After getting beaten down by the sun, hiking along the Creek Trail is a nice alternative as the entire stretch of its .7 tenths of a mile is shaded. Some of the sights are sweet

and some, well leave something to be desired

(and yes, that is the "creek" of the Creek Trail)

So overall was this my favorite hike in the AV? No but it still was an AV hike and the views and the rock formations make the small 1/2 hour drive from LA worth it. I HIGHLY suggest you do this hike early in the morning or late in the day during the Summertime, otherwise you will be sweating buckets.

You want a trail map? Here your trail map!



  1. Fellow upstate NY-er here, recently relocated to Santa Clarita. Thanks for reviewing this hike, it's on my to-do list. Haven't gotten around to it despite living <10 miles away (When we stay close we tend to hike Placerita Canyon). One objection though- I would say Elsmere Canyon is at the bottom of the Santa Clarita Valley. Antelope Valley is Palmdale and beyond.

  2. ROC, thanks for stopping by! Always happy to hear of another one of us coming out this way. I generally agree with your geographic assessment but in my addled mind at least, when I turn onto the 14, I am in the AV so I am willing to lump in Elsmere into the AV section although you are most certainly right. Welcome to SoCal!

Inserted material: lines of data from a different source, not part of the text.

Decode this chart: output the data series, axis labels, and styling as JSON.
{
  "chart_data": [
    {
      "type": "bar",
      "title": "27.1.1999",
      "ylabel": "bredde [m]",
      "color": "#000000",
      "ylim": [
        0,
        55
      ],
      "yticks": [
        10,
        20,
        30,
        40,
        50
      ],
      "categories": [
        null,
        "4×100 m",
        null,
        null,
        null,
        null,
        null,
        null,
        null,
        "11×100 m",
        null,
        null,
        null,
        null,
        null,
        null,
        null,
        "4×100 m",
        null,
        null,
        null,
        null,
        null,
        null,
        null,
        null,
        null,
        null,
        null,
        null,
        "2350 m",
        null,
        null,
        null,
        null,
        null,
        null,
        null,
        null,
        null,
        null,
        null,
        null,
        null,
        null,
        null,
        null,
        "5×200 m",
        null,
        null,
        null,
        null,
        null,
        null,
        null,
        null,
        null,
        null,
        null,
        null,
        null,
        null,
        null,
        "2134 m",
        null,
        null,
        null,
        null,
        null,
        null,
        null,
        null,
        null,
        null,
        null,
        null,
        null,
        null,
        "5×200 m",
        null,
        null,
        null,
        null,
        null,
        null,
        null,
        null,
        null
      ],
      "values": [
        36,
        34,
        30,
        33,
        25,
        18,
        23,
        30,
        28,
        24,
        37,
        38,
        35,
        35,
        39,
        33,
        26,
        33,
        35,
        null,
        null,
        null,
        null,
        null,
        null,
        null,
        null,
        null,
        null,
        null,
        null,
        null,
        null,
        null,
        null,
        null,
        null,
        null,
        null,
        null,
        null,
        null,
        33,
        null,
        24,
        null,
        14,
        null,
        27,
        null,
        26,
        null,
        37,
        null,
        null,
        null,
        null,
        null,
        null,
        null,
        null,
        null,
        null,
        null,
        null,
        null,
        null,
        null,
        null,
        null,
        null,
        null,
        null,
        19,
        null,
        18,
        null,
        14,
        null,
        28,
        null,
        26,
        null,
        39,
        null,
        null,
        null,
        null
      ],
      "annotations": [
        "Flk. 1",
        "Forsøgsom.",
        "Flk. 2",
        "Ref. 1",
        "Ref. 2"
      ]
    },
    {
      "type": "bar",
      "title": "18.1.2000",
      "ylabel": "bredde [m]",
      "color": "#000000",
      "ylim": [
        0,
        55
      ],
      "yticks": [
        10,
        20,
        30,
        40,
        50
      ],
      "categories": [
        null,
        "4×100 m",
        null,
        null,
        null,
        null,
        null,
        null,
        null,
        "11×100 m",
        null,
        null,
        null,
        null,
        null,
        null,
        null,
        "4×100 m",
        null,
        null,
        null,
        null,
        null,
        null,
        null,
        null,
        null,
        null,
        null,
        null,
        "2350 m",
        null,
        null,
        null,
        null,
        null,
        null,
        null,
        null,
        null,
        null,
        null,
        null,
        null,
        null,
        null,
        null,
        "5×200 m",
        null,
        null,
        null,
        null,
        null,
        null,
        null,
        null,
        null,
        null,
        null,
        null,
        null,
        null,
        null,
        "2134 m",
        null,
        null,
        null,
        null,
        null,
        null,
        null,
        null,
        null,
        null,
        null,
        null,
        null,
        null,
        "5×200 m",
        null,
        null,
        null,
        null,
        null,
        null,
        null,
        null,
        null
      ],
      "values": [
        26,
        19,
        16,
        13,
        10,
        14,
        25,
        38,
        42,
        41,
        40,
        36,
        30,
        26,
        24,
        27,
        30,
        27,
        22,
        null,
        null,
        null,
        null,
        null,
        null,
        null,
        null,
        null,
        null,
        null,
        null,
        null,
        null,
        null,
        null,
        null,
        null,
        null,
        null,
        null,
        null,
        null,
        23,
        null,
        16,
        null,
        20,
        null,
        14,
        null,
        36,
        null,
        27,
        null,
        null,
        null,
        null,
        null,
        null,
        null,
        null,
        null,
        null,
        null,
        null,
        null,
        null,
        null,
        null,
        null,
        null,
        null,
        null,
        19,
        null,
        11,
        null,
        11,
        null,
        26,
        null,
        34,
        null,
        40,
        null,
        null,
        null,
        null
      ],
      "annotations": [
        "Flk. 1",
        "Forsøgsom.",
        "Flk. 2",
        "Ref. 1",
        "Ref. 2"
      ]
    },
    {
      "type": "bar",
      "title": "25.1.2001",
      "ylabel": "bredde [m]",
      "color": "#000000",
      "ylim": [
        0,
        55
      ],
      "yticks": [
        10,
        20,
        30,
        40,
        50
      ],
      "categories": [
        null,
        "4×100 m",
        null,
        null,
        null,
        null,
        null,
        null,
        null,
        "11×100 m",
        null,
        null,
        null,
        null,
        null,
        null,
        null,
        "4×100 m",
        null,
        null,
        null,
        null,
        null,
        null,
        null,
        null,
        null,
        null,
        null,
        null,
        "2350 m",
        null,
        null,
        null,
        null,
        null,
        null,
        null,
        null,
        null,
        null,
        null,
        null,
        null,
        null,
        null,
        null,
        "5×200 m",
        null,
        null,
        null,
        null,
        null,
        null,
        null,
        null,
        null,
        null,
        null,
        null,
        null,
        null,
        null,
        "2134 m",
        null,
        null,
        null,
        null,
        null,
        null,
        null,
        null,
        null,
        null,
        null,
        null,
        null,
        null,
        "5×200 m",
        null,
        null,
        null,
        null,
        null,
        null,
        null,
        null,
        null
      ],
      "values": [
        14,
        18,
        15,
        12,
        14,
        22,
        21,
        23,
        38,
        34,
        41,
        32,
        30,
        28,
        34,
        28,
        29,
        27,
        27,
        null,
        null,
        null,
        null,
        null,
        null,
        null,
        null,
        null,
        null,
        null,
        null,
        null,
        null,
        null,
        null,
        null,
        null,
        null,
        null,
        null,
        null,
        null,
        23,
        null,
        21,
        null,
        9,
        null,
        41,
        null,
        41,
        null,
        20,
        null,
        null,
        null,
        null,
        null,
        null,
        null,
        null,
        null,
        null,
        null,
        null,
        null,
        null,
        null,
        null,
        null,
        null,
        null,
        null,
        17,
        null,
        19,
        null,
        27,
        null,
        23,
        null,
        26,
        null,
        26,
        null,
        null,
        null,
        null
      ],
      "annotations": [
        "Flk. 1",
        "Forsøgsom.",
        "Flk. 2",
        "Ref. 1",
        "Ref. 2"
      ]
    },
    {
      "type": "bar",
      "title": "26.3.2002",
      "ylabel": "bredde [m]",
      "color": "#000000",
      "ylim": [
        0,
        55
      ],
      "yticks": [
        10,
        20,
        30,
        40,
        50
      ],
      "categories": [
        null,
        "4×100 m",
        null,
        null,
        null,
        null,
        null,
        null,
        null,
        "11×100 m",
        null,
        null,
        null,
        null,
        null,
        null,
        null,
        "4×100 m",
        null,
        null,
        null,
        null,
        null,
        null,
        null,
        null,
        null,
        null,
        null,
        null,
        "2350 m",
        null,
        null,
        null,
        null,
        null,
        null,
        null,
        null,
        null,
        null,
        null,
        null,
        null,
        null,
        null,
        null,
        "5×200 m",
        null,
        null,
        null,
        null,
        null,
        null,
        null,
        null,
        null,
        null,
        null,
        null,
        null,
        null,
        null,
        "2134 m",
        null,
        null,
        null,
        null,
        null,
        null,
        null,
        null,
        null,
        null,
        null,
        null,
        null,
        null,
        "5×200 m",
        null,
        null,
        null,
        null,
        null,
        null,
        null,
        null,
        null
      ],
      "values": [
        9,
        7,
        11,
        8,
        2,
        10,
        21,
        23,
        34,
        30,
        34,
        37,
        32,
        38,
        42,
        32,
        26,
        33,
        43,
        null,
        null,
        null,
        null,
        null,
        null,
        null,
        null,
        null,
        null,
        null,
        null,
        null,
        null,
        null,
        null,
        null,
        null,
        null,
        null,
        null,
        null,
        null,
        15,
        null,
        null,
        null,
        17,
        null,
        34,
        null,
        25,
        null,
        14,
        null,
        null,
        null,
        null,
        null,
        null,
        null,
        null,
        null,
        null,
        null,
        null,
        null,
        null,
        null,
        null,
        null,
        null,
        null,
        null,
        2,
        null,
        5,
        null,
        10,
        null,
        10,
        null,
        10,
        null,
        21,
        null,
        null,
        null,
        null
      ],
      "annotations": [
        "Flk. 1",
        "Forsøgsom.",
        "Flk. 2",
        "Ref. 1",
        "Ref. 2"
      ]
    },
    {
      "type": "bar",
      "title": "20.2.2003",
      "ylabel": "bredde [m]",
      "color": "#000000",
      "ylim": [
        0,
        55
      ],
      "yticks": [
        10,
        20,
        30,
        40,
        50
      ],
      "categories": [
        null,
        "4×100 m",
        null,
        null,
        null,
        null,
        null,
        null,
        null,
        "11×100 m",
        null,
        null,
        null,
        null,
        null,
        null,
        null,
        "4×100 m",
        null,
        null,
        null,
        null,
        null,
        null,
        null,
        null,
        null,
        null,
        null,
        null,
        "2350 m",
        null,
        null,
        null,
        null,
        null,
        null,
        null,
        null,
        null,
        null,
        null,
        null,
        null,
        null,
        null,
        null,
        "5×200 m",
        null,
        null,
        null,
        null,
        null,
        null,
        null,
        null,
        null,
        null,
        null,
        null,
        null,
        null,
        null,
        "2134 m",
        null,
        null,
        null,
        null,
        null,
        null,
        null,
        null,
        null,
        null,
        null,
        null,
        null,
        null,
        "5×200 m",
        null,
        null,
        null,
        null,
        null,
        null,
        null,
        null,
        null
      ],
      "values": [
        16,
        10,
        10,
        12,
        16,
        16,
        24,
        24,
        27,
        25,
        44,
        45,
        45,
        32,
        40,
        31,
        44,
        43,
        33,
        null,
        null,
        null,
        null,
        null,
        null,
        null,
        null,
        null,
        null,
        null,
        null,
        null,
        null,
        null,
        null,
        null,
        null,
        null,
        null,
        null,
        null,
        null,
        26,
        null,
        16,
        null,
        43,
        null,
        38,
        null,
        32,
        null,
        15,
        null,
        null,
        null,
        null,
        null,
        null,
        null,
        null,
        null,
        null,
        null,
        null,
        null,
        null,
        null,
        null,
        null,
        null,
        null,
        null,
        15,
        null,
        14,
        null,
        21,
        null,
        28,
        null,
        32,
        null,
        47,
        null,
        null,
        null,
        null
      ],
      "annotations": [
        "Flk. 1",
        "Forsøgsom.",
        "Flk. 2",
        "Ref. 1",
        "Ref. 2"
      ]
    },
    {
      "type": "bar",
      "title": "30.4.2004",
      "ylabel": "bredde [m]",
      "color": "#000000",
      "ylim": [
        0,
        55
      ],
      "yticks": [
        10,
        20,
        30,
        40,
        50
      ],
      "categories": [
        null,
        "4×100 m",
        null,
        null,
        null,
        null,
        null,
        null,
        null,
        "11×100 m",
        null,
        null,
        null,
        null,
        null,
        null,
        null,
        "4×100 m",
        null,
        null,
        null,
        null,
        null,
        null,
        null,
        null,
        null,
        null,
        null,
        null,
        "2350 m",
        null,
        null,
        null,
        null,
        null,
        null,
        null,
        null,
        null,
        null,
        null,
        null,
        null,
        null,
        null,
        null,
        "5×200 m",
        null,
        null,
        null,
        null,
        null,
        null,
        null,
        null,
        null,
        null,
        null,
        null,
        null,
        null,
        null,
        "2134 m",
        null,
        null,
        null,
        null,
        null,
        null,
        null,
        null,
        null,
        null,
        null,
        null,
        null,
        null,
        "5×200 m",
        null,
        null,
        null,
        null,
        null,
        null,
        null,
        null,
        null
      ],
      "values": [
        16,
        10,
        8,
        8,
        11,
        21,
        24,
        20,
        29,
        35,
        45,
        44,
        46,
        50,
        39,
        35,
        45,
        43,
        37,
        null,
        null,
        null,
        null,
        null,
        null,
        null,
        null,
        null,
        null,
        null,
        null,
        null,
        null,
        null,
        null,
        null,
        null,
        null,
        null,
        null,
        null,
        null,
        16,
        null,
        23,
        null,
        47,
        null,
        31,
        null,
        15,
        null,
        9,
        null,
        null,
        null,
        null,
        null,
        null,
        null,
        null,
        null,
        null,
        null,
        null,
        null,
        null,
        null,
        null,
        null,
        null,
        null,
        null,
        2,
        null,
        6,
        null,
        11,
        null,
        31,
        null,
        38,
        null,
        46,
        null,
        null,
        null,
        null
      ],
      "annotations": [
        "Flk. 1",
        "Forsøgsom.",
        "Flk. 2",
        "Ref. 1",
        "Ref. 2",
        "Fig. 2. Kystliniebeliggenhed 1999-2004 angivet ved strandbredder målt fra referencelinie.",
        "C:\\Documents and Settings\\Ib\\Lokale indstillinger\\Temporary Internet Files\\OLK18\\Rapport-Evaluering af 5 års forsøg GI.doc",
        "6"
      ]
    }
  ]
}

  3. lsanchezSan fernando CaApril 24, 2014 at 7:41 AM

    Awesome . Hike for me a woman who had been dormant for a while no exercise and not getting out to see mother nature what a challenge best hike ever. Luckily I have a brother who is very athletic and that pushed me thru hike with humor telling me to watch out for wild animals. What a challenging experience and unbelievable sense of accomplishment. Cant wait to go back. I ALSO FORGOT TO MENTION MY THANKS TO MY SISTER PATRICIA C OR GETTING ME OUT

  4. I definitely agree with the Schizo aspect of this trail. Reading about some of the massive amounts of history around Elsmere canyon makes it even more interesting. Below is one of my favorite sites for history in that area:
    Just some things to look into, Beals Cut, Sierra Hwy, 14 Freeway, Old Tunnel, Aqueduct, Newhall Oil refinery, all the old oil well, the proposed largest landfill in the world at Elsemere Canyon (190 Million tons over 50 years), the animal crossing and UCLA reports with pictures and statistics of animals using it and much more.
    Reading about some or all of it just makes the hike and the whole area so much more interesting.